Despite his reservations, Mr Arrigo is not dismissive of the idea – he believes that Malta may yet get there, but it requires work lasting a generation, not a few years.
Much of that work entails investment by accommodation suppliers and other operators to improve their offerings, yet the Tourism Strategy 2021-2030 highlights the issue with bedstock, which continues to increase rapidly despite flattenining numbers, leading to an unprofitable occupancy rate of 57 per cent.
Mr Arrigo recalls a tourism think tank set up by the Malta Chamber last year, of which he was chair, where one of the suggestions put forward included a moratorium on the giving out of permits to ensure that bed stock is kept under control.
“If supply increases and demand remains the same, it’s simple economics – the price will go down. That’s hardly we want.”
“Another way of doing it,” he says, wondering aloud, “would be to oblige the owners of current accommodation to upgrade in line with the EU’s Green New Deal.”
He believes that would provide an additional source of important funding, ensuring the country’s tourism goals are achieved while keeping in mind other key priorities like health and environment.”
Speaking of the environment, construction has long been an issue mentioned by residents, and anecdotal evidence suggests that visitors are also becoming more sensitive to the disturbance caused by the industry.

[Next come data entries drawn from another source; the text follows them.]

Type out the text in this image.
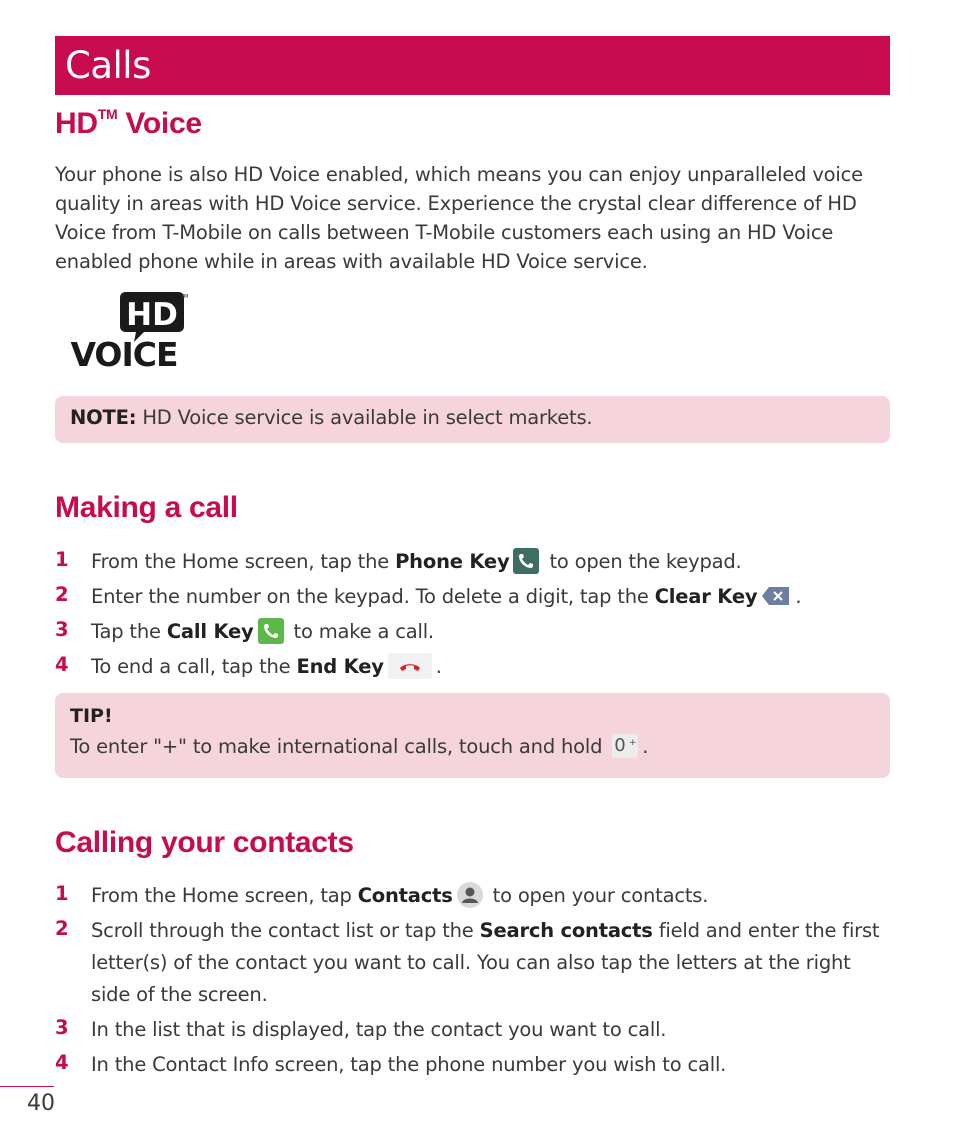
Calls
HD™ Voice
Your phone is also HD Voice enabled, which means you can enjoy unparalleled voice quality in areas with HD Voice service. Experience the crystal clear difference of HD Voice from T-Mobile on calls between T-Mobile customers each using an HD Voice enabled phone while in areas with available HD Voice service.
HD
VOICE
TM
NOTE: HD Voice service is available in select markets.
Making a call
1	From the Home screen, tap the Phone Key to open the keypad.
2	Enter the number on the keypad. To delete a digit, tap the Clear Key .
3	Tap the Call Key to make a call.
4	To end a call, tap the End Key	.
TIP!
To enter "+" to make international calls, touch and hold 0 + .
Calling your contacts
1	From the Home screen, tap Contacts to open your contacts.
2	Scroll through the contact list or tap the Search contacts field and enter the first letter(s) of the contact you want to call. You can also tap the letters at the right side of the screen.
3	In the list that is displayed, tap the contact you want to call.
4	In the Contact Info screen, tap the phone number you wish to call.
40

Asked for his opinion on the matter, Mr Arrigo points out that tourism, by its very nature, sells a destination in its entirety.
“We see the social and cultural as well as the environmental landscape of Malta – that means the architecture, our norms and habits, and our nature.”

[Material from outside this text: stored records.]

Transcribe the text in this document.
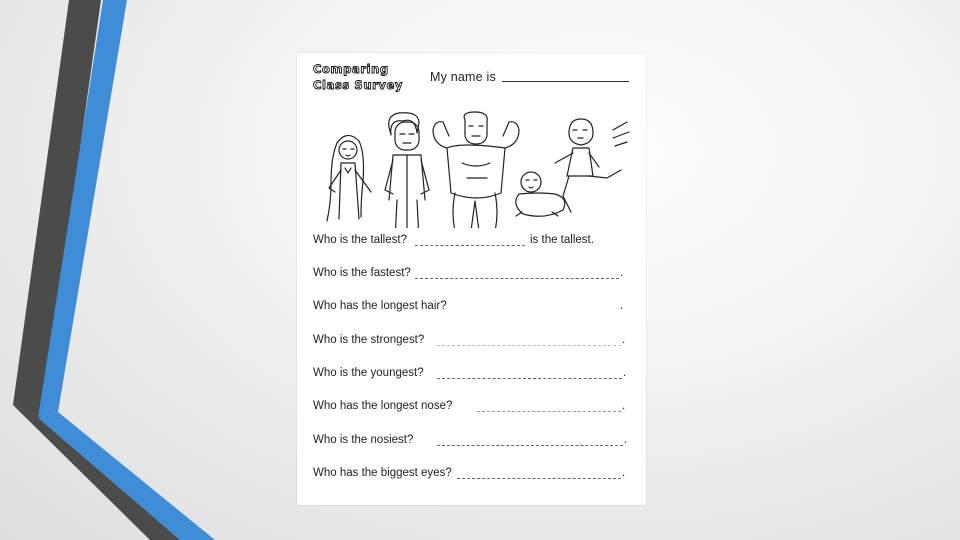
Comparing
Class Survey
My name is
Who is the tallest?	is the tallest.
Who is the fastest?	.
Who has the longest hair?	.
Who is the strongest?	.
Who is the youngest?	.
Who has the longest nose?	.
Who is the nosiest?	.
Who has the biggest eyes?	.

“We don’t sell a hotel. Tourists don’t come to Malta because of a hotel.”
“So,” he continues, “if construction is destroying one of these factors, the environment in this case, it automatically diminishes the product.”
In this regard, he points out that a law regulating travel and tourism has been in discussion for the last six years, going back to the drawing board every time a new Minister for Tourism takes over the role.

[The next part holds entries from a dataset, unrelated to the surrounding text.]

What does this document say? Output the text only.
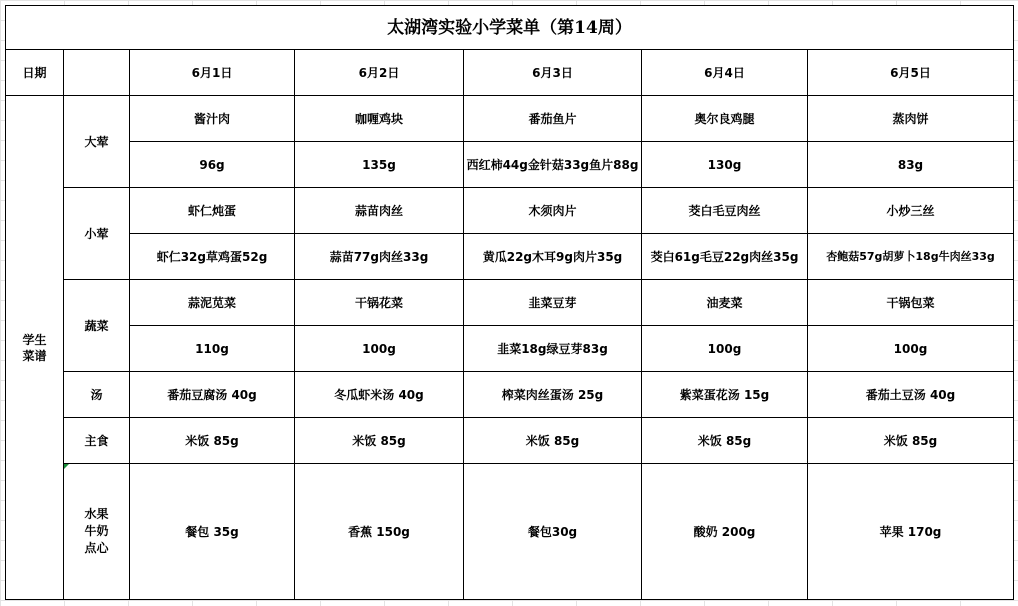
太湖湾实验小学菜单（第14周）						
日期		6月1日	6月2日	6月3日	6月4日	6月5日

学生菜谱	大荤	酱汁肉	咖喱鸡块	番茄鱼片	奥尔良鸡腿	蒸肉饼
		96g	135g	西红柿44g金针菇33g鱼片88g	130g	83g
	小荤	虾仁炖蛋	蒜苗肉丝	木须肉片	茭白毛豆肉丝	小炒三丝
		虾仁32g草鸡蛋52g	蒜苗77g肉丝33g	黄瓜22g木耳9g肉片35g	茭白61g毛豆22g肉丝35g	杏鲍菇57g胡萝卜18g牛肉丝33g
	蔬菜	蒜泥苋菜	干锅花菜	韭菜豆芽	油麦菜	干锅包菜
		110g	100g	韭菜18g绿豆芽83g	100g	100g
	汤	番茄豆腐汤 40g	冬瓜虾米汤 40g	榨菜肉丝蛋汤 25g	紫菜蛋花汤 15g	番茄土豆汤 40g
	主食	米饭 85g	米饭 85g	米饭 85g	米饭 85g	米饭 85g

	水果牛奶点心	餐包 35g	香蕉 150g	餐包30g	酸奶 200g	苹果 170g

Turning finally to his bid to the Council of the Malta Chamber, Mr Arrigo believed there needs to be a bigger role for tourism in business representation.
“As we’ve seen during the pandemic,” he says, “tourism is a pillar of the Maltese economy – between 10 to 17 per cent of GDP. So just as it’s a pillar of the economy, it should be a pillar within the council.”
“It affects the retail sector, as well as manufacturing. It’s an important sector. And I believe that, being part of the industry, I can best give that voice.”